If the computers you maintain fit Lennart Poettering’s idea of how to do things, then you might never notice a problem. On the other hand, if you’re responsible for systems with unusual or complex configurations, or have need of the flexibility that makes unix so very useful in the first place, then you might very well discover that systemd is a pushy, invasive, poorly considered, buggy, and in some ways just pain broken collection of software, maintained with a level of arrogance and carelessness not often matched in the unix community, and you might rightly come to despise working with it.
Sadly, my experience has been the latter. In the years since the systemd suite was adopted by Debian distros, I have been burned more times by it and spent more weeks of my life troubleshooting it than I can count any more. Because of this, I have come to resent systemd. And I know I’m not alone in this.

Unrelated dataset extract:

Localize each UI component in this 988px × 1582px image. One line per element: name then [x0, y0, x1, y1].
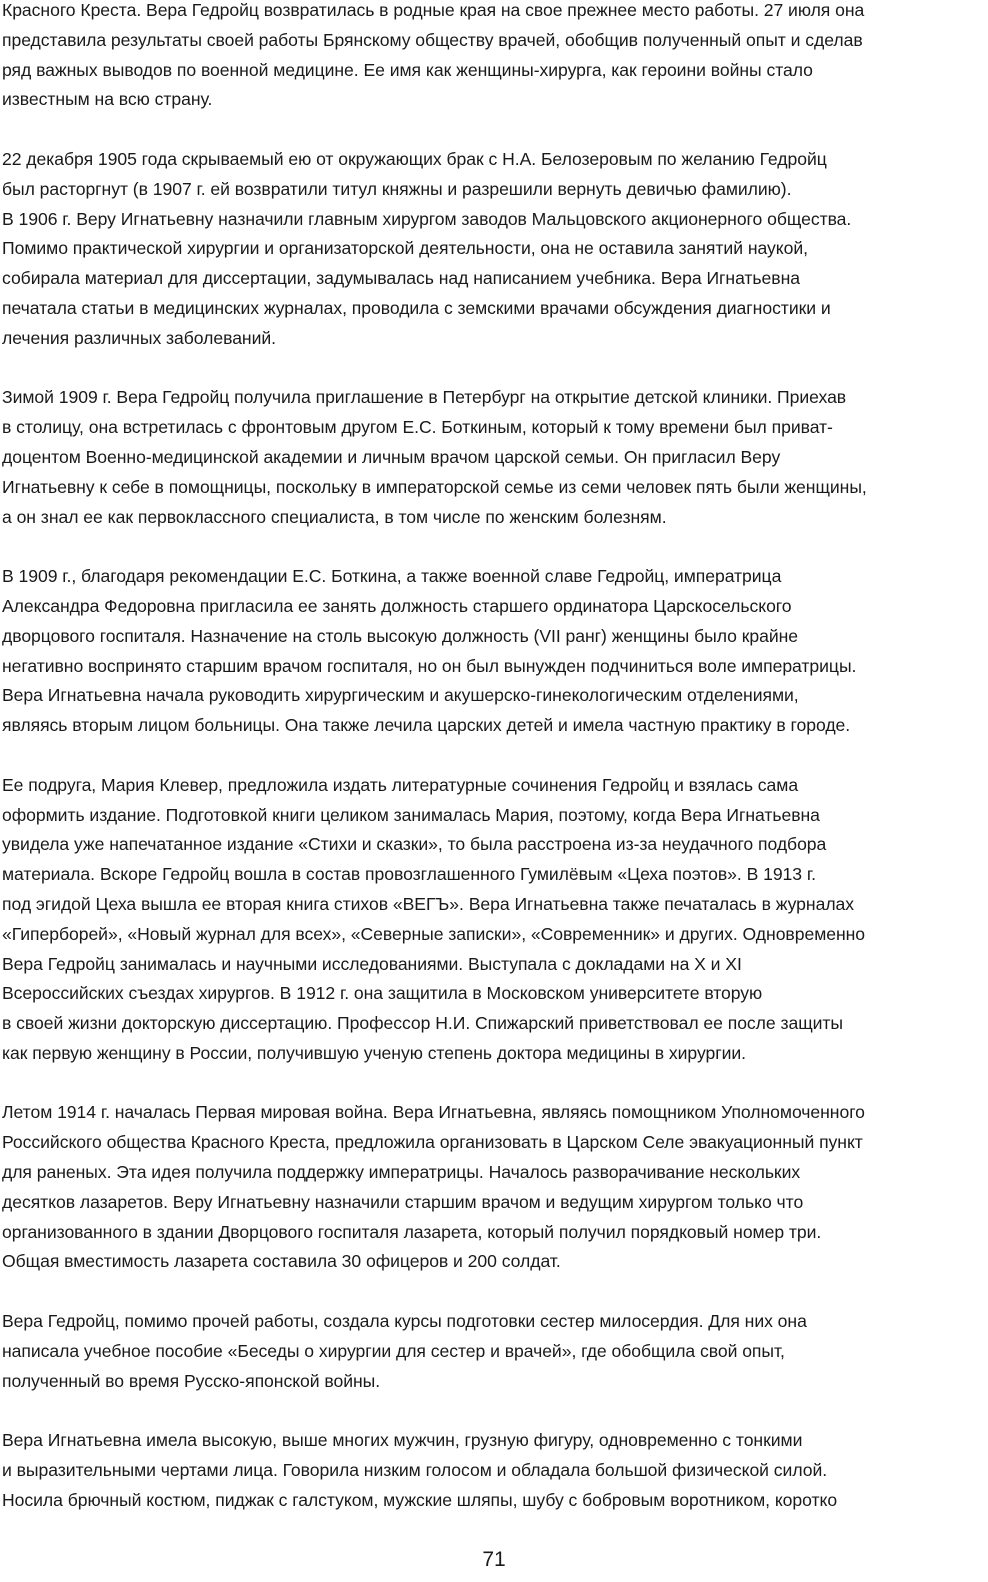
- text-line: Ее подруга, Мария Клевер, предложила издать литературные сочинения Гедройц и взялась сама: [2, 774, 799, 795]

So, dear readers, when you see people complaining about systemd, please try not to be like the zealots out there who routinely cry “luddite” and demand proof when they encounter folks who dislike it. Try instead to remember that one size does not fit all, that some of systemd’s detractors are very skilled and reasonable people who happen to run systems that are necessarily different from your own, and have encountered problems that you have not. It has been over a decade. Some of us are tired of it, and tired of talking about it.